Dos Santos who has been President of Angola for 37 years announced in March that he will step down before the general elections scheduled for August 2017.
The National Radio of Angola reported that the new leader of Dos Santos’ party, the People’s Movement for the Liberation of Angola (MPLA) will be Defence Minister Joao Lourenco.
“The president will not be a candidate and he already has a successor,
“It will be Joao Lourenco, who will be presented to members of the party on December 10 when we celebrate the party’s anniversary,” Joao Pinto, a senior member of the MPLA told AFP.
President Dos Santos has ruled the central African nation since 1979 while the MPLA have ruled Angola since it’s independence from Portugal in 1974.
He is also the second longest-serving ruler in Africa, following Equatorial Guinea’s President Teodoro Obiang
In March, President Dos Santos surprised many when he stated that he would step down ahead of the 2018 elections in Angola.
Although, Angola does not directly elect its president, political parties compete and the winning party’s leader becomes President.
Although considered a moderate President, Dos Santos has been criticized for being corrupt, amassing wealth for his family, silencing the opposition, while ignoring the needs of his people.
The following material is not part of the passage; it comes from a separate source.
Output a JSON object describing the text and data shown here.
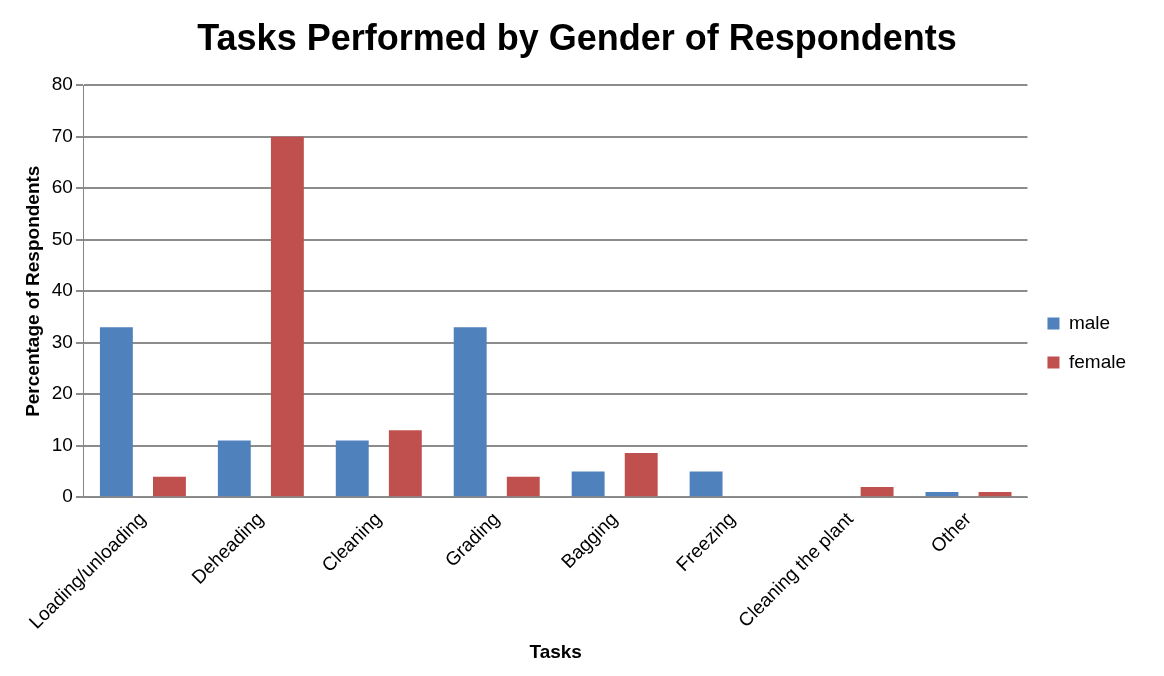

His appointment of his daughter, Isabel Dos Santos who is also the richest woman in Africa, as the head of Sonangol was the straw that broke the camel’s back. This led to accusations of Dos Santos practicing nepotism. However, the president claimed that Isabel was appointed for her expertise and not because she’s a Dos Santos.
Isabel also has a controlling stake in Angola’s largest phone operator Unitel and the nation’s largest bank, Banco de Fomento Angola (BFA) which she claimed early this year. Although Isabel has often time defended her billionaire status as not being aided by her father, the controlling stakes she holds in these state organizations make critics believe otherwise.